Борис Носик - С Невского на Монпарнас. Русские художники за рубежом
Браз не оставил нам рассказа о своей отсидке или хотя бы о прибытии везущего зеков корабля «Глеб Бокий» с материка на Соловки, но бывший в ту пору юным (а потом проживший долгую-долгую жизнь) академик Дмитрий Лихачев в своем очерке о Соловках, где он между прочим упоминает о прибытии в новом конвое знаменитого Браза, такое описание оставил, и я из него процитирую небольшой отрывок, хотя бы несколько строк, чтоб стало ясно, о чем шла речь:
«На ночь погнали нас на Попов остров, запихнули в сараи, чтобы наутро переправить на (Большой) Остров. В сарае мы всю ночь стояли. Нары были заняты «урками», полуголыми «вшивками», «обстреливавшими» нас вшами, в результате чего мы через час уже были покрыты ими с ног до головы. Клопы ползали темной стеной на лежавших… Снова погрузка днем, на этот раз на пароход «Глеб Бокий»… Вор Овчинников развел нас под лестницу, и нам удалось избежать переполненного трюма, куда отстающих уже прямо спихивали на головы остальных. Затем прибытие на остров, снова пересчеты, дезинфекционная баня № 2, где мы сидели в ожидании возвращения нам одежды голыми. Приемка в 13 (Карантинной) роте…, вмещавшей в свои недра более двух тысяч человек… после тяжелых дней сыпного тифа, удивительных встреч и кошмарных снов, от которых психологически спасал меня только «научный интерес» к виденому и стремление все как-то осмыслить в духе моего «школьного мировоззрения»…

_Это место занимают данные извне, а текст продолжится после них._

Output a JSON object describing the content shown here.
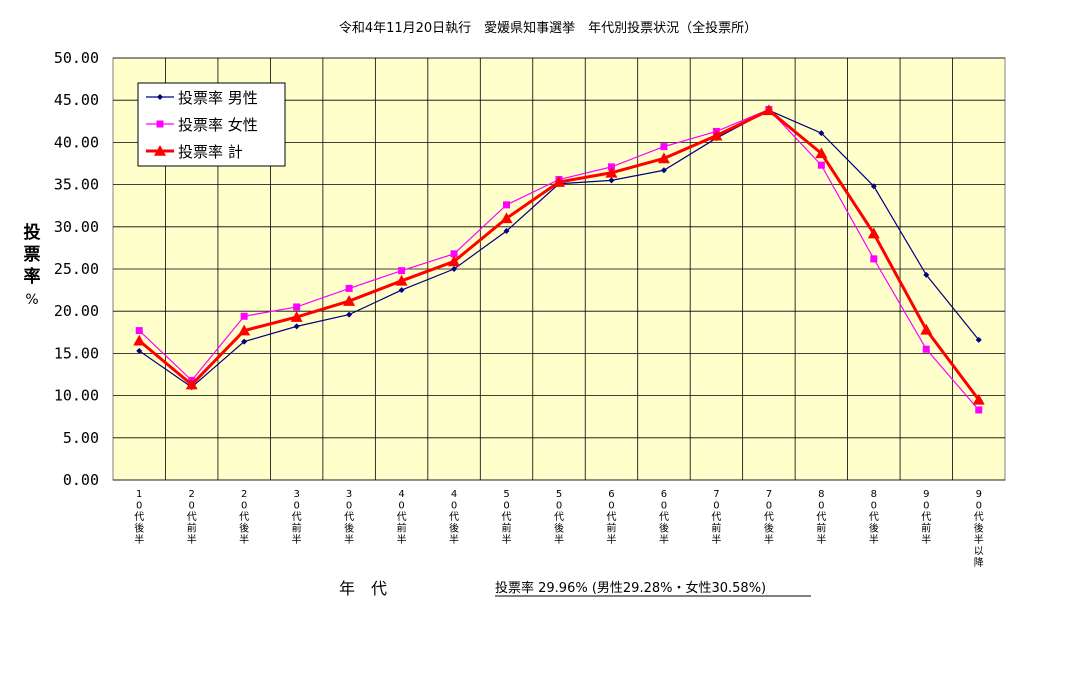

Вот так спасался от безумия юный Лихачев. Не знаю, как спасался 52-летний Браз, который был все же на 30 лет старше Лихачева. За академика Браза долго хлопотали художественные организации Петрограда, и в начале 1926 г., то есть, всего через два года после ареста, он был освобожден досрочно без права проживания в центральных городах. Он был отправлен в ссылку в Новгородскую область, где писал пейзажи, так что от страха спасался Браз живописью. В 1926 г. ему разрешили вернуться в Ленинград, а в 1928 г. разрешили выехать к семье в Германию, откуда он сразу перебрался в Париж. Конечно, перед отъездом всю его коллекцию живописи у него отобрали, или, как элегантно выражается биографический словарь, он «сдал коллекцию в Эрмитаж» (не «продал», а «сдал», но все же можно сказать, что и обменял — обменял на какую ни то жизнь и свободу)…
Во Франции Браз занимался живописью и антиквариатом, писал портреты. Через два года после приезда в Париж он провел в галерее Владимира Гиршмана выставку своих работ, посвященных Новгороду. В Берлине и Париже у него прошло еще несколько выставок, так что, можно было бы жить, но беда не отступилась. Жена художника и оба его сына страдали от тяжелой формы туберкулеза, и вылечить их не удалось. Похоронив и жену, и сыновей, художник перебрался в живописный лес, что лежит к северу от Парижа, на пути в Шантийи — в заповедный Ле Лис. Там в лесной чаще, чуть севернее знаменитого аббатства Руайомон вырос в те годы на скрещенье лесных дорог хутор Ле Лис, который оброс мало-помалу «лесной станцией» Лис-Шантийи. Особенно охотно селились там художники, умевшие ценить красоту и покой. Место райское. В этом райском уголке Франции и провел последний горестный год своей жизни русский художник Осип Браз. Там он и умер, совсем еще не старым…
Об этом прочитали в эмигрантской газете его друзья по обществу «Мир искусства» и по выставкам «Мира искусства». Их было тогда уже немало во Франции и о них мы расскажем в новой книге…
Примечания
1
См. Б. Носик. Свет в конце аллеи, Коктебель. Изд-во «Текст», Москва, 2006.